Being in a facility does not stop the need for oversight. In fact, that part of a caregivers responsibilities increases as the information you need is not always readily available or apparent and sometimes the same problem has to be handled multiple times. That’s just been my experience. Not speaking for anyone else.
Aunt has been at the NH for more than a year now and I can honestly say that she has turned a corner and we are both doing much better. She is 96, has dementia and is bed bound so truly she needs the 24/7 care.
The care she receives is not as personal and the staff changes often but she is at a stage of her dementia where she is content most of the time and that’s come to be my goal for her.
There is no one way to care for loved ones. I hope you find the way that works best for all of you.
It is hard being responsible for others lives and don’t forget that you must look out for your own life and that seems to be the hardest of all to balance.
Now is certainly the time for you to have all POA papers done so that you CAN make the decision when the time comes, for this is something that you will eventually see "come to a head" and it will have to be dealt with.
What so often happens is that one or the other will fall ill, and the one "left standing" will think they can do the care.
Many elders so fear leaving their home for safer living conditions that they will fall into denial that cannot be shaken.
I am glad they can now afford the home health. I would stay as much in contact with those administering the care as you are able. And be ready to act when the time comes.
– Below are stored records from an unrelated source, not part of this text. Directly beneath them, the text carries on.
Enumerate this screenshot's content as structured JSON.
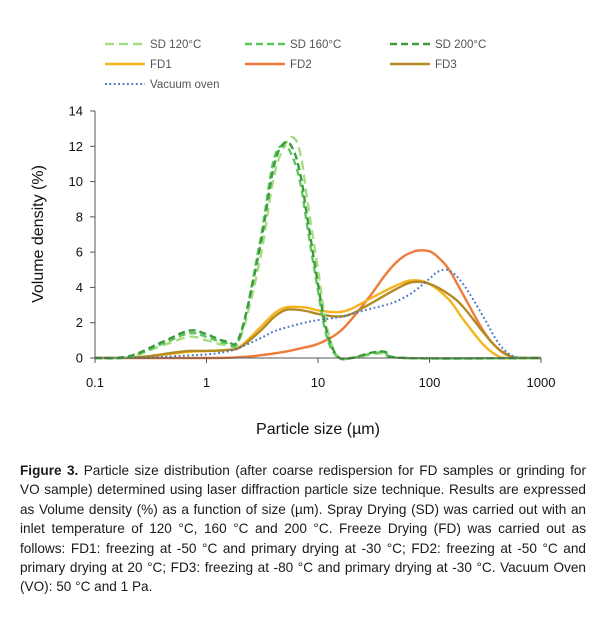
{
  "chart_data": {
    "type": "line",
    "xlabel": "Particle size (µm)",
    "ylabel": "Volume density (%)",
    "x_scale": "log",
    "xlim": [
      0.1,
      1000
    ],
    "ylim": [
      0,
      14
    ],
    "x_ticks": [
      "0.1",
      "1",
      "10",
      "100",
      "1000"
    ],
    "y_ticks": [
      "0",
      "2",
      "4",
      "6",
      "8",
      "10",
      "12",
      "14"
    ],
    "grid": false,
    "legend_position": "top",
    "series": [
      {
        "name": "SD 120°C",
        "color": "#a8dc84",
        "dash": "long-dash",
        "x": [
          0.1,
          0.2,
          0.4,
          0.7,
          1.0,
          1.5,
          2.0,
          3.0,
          4.0,
          5.0,
          6.0,
          7.0,
          8.0,
          10.0,
          12.0,
          15.0,
          20.0,
          30.0,
          40.0,
          60.0,
          1000.0
        ],
        "y": [
          0,
          0.05,
          0.7,
          1.2,
          1.0,
          0.75,
          1.1,
          5.5,
          10.2,
          12.0,
          12.5,
          11.5,
          9.0,
          5.0,
          1.8,
          0.1,
          0,
          0.2,
          0.25,
          0,
          0
        ]
      },
      {
        "name": "SD 160°C",
        "color": "#5cc85c",
        "dash": "dash",
        "x": [
          0.1,
          0.2,
          0.4,
          0.7,
          1.0,
          1.5,
          2.0,
          3.0,
          4.0,
          5.0,
          6.0,
          7.0,
          8.0,
          10.0,
          12.0,
          15.0,
          20.0,
          30.0,
          40.0,
          60.0,
          1000.0
        ],
        "y": [
          0,
          0.05,
          0.8,
          1.4,
          1.2,
          0.85,
          1.2,
          6.5,
          11.2,
          12.0,
          11.3,
          9.8,
          7.5,
          3.8,
          1.2,
          0.05,
          0,
          0.25,
          0.3,
          0,
          0
        ]
      },
      {
        "name": "SD 200°C",
        "color": "#3e9a3e",
        "dash": "dash",
        "x": [
          0.1,
          0.2,
          0.4,
          0.7,
          1.0,
          1.5,
          2.0,
          3.0,
          4.0,
          5.0,
          6.0,
          7.0,
          8.0,
          10.0,
          12.0,
          15.0,
          20.0,
          30.0,
          40.0,
          60.0,
          1000.0
        ],
        "y": [
          0,
          0.1,
          0.9,
          1.55,
          1.35,
          0.95,
          1.3,
          6.2,
          10.8,
          12.2,
          11.8,
          10.3,
          8.0,
          4.2,
          1.5,
          0.1,
          0,
          0.3,
          0.35,
          0,
          0
        ]
      },
      {
        "name": "FD1",
        "color": "#f5b41e",
        "dash": "solid",
        "x": [
          0.1,
          0.2,
          0.3,
          0.5,
          0.7,
          1.0,
          1.5,
          2.0,
          3.0,
          4.0,
          5.0,
          6.0,
          8.0,
          10.0,
          15.0,
          20.0,
          30.0,
          50.0,
          70.0,
          100.0,
          150.0,
          200.0,
          300.0,
          400.0,
          500.0,
          1000.0
        ],
        "y": [
          0,
          0.02,
          0.08,
          0.25,
          0.35,
          0.4,
          0.45,
          0.65,
          1.7,
          2.5,
          2.85,
          2.9,
          2.85,
          2.7,
          2.6,
          2.8,
          3.4,
          4.1,
          4.4,
          4.2,
          3.3,
          2.2,
          0.8,
          0.15,
          0,
          0
        ]
      },
      {
        "name": "FD2",
        "color": "#ef7b3a",
        "dash": "solid",
        "x": [
          0.1,
          1.0,
          2.0,
          3.0,
          5.0,
          7.0,
          10.0,
          15.0,
          20.0,
          30.0,
          40.0,
          50.0,
          60.0,
          70.0,
          80.0,
          100.0,
          120.0,
          150.0,
          200.0,
          300.0,
          400.0,
          500.0,
          600.0,
          700.0,
          1000.0
        ],
        "y": [
          0,
          0,
          0.05,
          0.15,
          0.35,
          0.55,
          0.8,
          1.4,
          2.2,
          3.6,
          4.7,
          5.4,
          5.8,
          6.0,
          6.1,
          6.05,
          5.7,
          5.0,
          3.6,
          1.6,
          0.6,
          0.15,
          0.02,
          0,
          0
        ]
      },
      {
        "name": "FD3",
        "color": "#b48a22",
        "dash": "solid",
        "x": [
          0.1,
          0.2,
          0.3,
          0.5,
          0.7,
          1.0,
          1.5,
          2.0,
          3.0,
          4.0,
          5.0,
          6.0,
          8.0,
          10.0,
          15.0,
          20.0,
          30.0,
          50.0,
          70.0,
          100.0,
          150.0,
          200.0,
          300.0,
          400.0,
          500.0,
          600.0,
          1000.0
        ],
        "y": [
          0,
          0.02,
          0.1,
          0.3,
          0.4,
          0.4,
          0.45,
          0.6,
          1.5,
          2.3,
          2.7,
          2.75,
          2.65,
          2.5,
          2.35,
          2.5,
          3.1,
          3.9,
          4.3,
          4.2,
          3.6,
          2.9,
          1.5,
          0.6,
          0.2,
          0.03,
          0
        ]
      },
      {
        "name": "Vacuum oven",
        "color": "#4a74c4",
        "dash": "dot",
        "x": [
          0.1,
          0.3,
          0.5,
          0.7,
          1.0,
          1.5,
          2.0,
          3.0,
          4.0,
          5.0,
          7.0,
          10.0,
          15.0,
          20.0,
          30.0,
          40.0,
          50.0,
          70.0,
          100.0,
          120.0,
          150.0,
          200.0,
          300.0,
          400.0,
          500.0,
          600.0,
          700.0,
          1000.0
        ],
        "y": [
          0,
          0.02,
          0.1,
          0.15,
          0.2,
          0.35,
          0.6,
          1.1,
          1.5,
          1.7,
          1.95,
          2.15,
          2.3,
          2.5,
          2.8,
          3.0,
          3.2,
          3.7,
          4.5,
          4.9,
          4.95,
          4.2,
          2.4,
          1.0,
          0.3,
          0.05,
          0,
          0
        ]
      }
    ]
  },
  "caption": {
    "label": "Figure 3.",
    "text": " Particle size distribution (after coarse redispersion for FD samples or grinding for VO sample) determined using laser diffraction particle size technique. Results are expressed as Volume density (%) as a function of size (µm). Spray Drying (SD) was carried out with an inlet temperature of 120 °C, 160 °C and 200 °C. Freeze Drying (FD) was carried out as follows: FD1: freezing at -50 °C and primary drying at -30 °C; FD2: freezing at -50 °C and primary drying at 20 °C; FD3: freezing at -80 °C and primary drying at -30 °C. Vacuum Oven (VO): 50 °C and 1 Pa."
  }
}
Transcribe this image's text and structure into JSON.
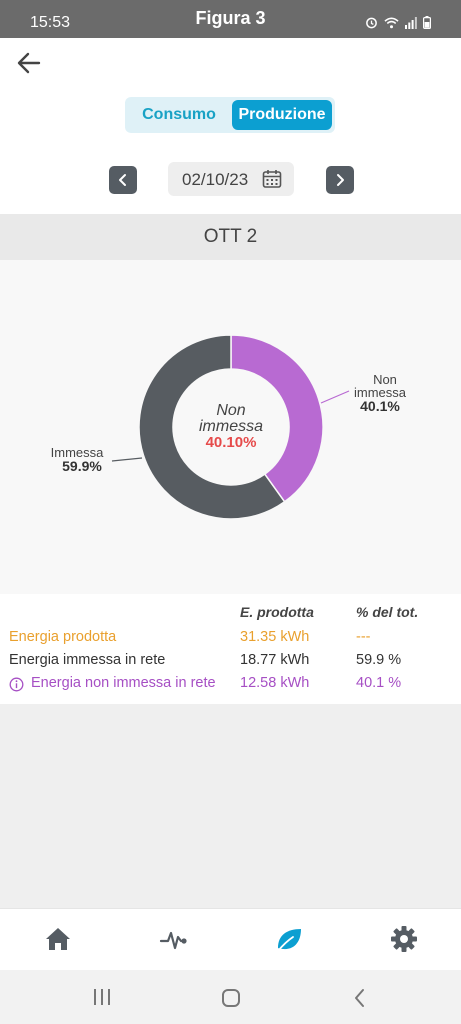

Even so far as to explore what is out there that will match their assets.
I am so sorry. You fit right into the slot here for families seeing the train bearing down on them, hoping they can get everyone off the tracks in time. This is hard. You aren't alone.
I agree with AlvaDeer, have the POA and health care proxy in place (which I do) and keep available options in mind for when you need to step in. The burden is heavy, but I know that as her daughter I am doing what I can, and have committed the rest to the Lord to work out in her life.
I understand the heaviness of the burden, and I do hope you can find some peace in this situation.